Она прикрыла дверь, и глухой, тягучий, далекий шум моря снова подхватил ее, понес куда-то, бросая по волнам. Она опять прилегла на голый холодный топчан и закрыла уши ладонями.
Никакого преступления за собой она не чувствовала и ждала, что на узле разберутся и пришлют за нею, чтобы освободить. Она злилась на Скуратова: «Евнух несчастный, даже не спросил ничего, как это вышло. Арестовать! А за что? Небось Гаранину не арестовал бы, а меня можно, за меня некому заступиться».
Но за нею никто не пришел — ни ночью, ни утром.
А потом она увидела недозревшую, запоздалую ягоду на солнышке под окном и поняла, что за нею, наверное, и не придут, и впервые испугалась. Ей не несли даже завтрака. Лишь однажды часовой приоткрыл дверь, посмотрел, тут ли она, как будто можно было отсюда куда-то исчезнуть, и снова, не сказав ничего, прикрыл дверь.
Варя сидела на топчане и смотрела перед собой. Вдруг в сторожке мелькнула тень, под окном что-то завозилось, застрекотало, и Варя увидела на ветке малины синицу. «Склюет ягоду!» — соскочила с топчана, захлопала в ладоши. Синица, нырнув, взмыла вверх, и на ветке, которая раскачивалась и терлась об окно, Варя увидела ягоду целой и невредимой.
И с этого момента она стерегла ягоду, еще раза два отгоняла назойливую синицу, которая теперь не очень-то боялась Варю, а даже и прилетала на ветку как будто только затем, чтобы черными бусинками глаз посмотреть на удивительное существо — человека, неведомо зачем спрятавшегося в темном помещении за стеклом.
Когда у Вари иссякли всякие надежды на то, что ее кто-то вспомнит, пришел старшина Грицай. Он принес каши и чаю, заслонив собою вход, поставил все это перед Варей на топчане.
В котелке поверх каши она увидела довольно порядочный кусок колбасы, что бывало в роте только по праздникам, подняла удивленные глаза на Грицая:
— И колбаса мне?
— И колбаса, — буркнул Грицай.
Варя с недоверием еще раз взглянула на Грицая, отодвинула котелок.
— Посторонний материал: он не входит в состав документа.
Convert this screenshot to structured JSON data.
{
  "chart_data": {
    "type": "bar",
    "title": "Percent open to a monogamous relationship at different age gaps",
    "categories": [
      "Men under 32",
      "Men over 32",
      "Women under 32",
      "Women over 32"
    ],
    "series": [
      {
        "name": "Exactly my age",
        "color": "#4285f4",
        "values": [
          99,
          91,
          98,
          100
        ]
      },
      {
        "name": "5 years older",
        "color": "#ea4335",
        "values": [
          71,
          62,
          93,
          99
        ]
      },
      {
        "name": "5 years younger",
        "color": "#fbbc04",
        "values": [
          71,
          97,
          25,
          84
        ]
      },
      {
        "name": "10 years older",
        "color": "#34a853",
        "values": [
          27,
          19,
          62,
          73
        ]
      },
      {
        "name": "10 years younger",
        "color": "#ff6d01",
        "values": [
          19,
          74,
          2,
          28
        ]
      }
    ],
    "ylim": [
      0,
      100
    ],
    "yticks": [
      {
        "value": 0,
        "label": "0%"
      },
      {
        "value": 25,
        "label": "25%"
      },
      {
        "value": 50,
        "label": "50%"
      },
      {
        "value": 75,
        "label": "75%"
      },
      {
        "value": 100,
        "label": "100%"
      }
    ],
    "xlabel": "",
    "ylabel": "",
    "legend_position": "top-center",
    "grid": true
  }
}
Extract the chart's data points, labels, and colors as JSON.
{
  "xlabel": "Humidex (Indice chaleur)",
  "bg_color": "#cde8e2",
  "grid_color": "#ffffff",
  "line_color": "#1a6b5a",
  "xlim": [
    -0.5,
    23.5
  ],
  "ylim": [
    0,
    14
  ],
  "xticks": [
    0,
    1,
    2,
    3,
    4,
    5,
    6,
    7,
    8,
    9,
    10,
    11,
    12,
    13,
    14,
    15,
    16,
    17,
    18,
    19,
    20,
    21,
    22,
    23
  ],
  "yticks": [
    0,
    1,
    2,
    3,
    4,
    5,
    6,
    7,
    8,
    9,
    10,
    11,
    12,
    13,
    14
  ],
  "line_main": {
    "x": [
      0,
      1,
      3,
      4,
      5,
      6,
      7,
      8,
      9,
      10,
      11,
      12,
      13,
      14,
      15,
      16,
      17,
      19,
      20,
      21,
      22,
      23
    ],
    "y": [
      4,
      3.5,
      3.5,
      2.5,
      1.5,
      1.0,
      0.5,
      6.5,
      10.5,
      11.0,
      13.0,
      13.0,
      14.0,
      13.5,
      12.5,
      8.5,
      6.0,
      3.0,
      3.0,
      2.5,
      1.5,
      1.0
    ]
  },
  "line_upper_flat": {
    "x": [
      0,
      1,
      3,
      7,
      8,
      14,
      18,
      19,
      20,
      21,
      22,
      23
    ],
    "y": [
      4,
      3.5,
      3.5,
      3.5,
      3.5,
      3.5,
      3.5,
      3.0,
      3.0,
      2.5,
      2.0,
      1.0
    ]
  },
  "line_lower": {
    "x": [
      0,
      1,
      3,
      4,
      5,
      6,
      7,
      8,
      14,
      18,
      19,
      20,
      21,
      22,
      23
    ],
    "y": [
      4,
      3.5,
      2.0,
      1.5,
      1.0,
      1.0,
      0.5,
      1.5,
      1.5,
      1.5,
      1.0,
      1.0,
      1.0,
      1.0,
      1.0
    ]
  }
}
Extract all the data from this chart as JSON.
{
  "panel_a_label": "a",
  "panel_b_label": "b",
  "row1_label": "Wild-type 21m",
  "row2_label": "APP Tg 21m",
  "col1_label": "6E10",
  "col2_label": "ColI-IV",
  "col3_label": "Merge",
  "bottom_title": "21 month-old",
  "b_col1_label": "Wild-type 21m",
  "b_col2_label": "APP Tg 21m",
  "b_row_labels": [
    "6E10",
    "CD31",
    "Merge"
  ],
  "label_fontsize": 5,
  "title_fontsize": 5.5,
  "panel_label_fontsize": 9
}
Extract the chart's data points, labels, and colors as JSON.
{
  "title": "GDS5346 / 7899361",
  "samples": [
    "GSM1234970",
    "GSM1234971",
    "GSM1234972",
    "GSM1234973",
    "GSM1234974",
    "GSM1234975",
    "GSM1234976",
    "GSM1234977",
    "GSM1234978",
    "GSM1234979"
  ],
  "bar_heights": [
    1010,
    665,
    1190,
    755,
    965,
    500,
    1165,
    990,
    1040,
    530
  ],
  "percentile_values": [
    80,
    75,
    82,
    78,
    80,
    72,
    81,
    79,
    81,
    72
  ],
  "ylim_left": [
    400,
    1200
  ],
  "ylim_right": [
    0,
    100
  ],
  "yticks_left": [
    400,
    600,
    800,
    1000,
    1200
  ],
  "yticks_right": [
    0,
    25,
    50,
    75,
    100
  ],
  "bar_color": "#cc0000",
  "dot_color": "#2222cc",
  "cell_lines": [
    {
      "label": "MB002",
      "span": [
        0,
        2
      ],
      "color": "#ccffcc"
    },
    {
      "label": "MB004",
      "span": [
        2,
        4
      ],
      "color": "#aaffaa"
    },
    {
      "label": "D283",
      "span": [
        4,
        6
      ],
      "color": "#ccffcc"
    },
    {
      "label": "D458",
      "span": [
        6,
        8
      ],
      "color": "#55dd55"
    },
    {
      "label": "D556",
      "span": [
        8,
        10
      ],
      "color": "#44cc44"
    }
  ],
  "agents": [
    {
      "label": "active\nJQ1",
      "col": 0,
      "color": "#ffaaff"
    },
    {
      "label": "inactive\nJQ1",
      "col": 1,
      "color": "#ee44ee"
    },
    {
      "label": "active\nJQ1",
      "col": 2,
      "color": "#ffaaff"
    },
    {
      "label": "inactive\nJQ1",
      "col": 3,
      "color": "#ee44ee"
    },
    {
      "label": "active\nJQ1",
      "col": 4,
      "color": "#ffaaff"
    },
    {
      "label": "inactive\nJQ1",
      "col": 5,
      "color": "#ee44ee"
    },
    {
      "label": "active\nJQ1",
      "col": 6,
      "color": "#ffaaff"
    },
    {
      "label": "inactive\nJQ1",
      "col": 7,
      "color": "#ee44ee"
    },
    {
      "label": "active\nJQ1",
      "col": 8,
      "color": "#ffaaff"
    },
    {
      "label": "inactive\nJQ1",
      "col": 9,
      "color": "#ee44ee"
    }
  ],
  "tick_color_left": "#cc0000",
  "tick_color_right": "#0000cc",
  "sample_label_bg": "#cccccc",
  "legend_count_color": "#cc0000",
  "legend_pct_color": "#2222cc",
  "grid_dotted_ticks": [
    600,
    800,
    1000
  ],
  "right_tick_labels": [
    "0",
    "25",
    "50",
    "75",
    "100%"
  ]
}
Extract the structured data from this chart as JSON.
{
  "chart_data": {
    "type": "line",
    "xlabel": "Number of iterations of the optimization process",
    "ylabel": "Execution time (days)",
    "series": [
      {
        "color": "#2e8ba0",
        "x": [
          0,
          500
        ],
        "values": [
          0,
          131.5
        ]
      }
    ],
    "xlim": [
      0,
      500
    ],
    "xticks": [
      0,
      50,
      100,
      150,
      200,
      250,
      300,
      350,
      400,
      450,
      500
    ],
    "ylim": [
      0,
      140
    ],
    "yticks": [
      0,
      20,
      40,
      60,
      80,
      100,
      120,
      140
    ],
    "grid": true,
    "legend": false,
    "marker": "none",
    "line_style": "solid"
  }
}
Старшина кашлянул в кулак, оглянулся на часового.
— Ешь. Всем сегодня… кхе… колбаса. Понятно? Ешь, тебе говорю! И чай тоже — пей. Чего там. Еще принесу, коли чего. — И вдруг сверкнул глазами, вспылил: — Понятно?
И, как-то не по-грицаевски опустив плечи, вышел, тихо-тихо прикрыв дверь.
Варе стало еще страшнее. «Колбасу принес, — думала она. — Зачем мне колбаса? И сам, сам пришел, и как-то поглядел на меня, будто жалеет. Зачем это? Неужели со мной затевают сделать что-нибудь худое? Ну конечно сделают! Кто за меня заступится? Скуратов? Он и самого себя, наверное, любит раз в год. Генерал Прохоров? — Варя задумалась. — И генерал не пожалеет».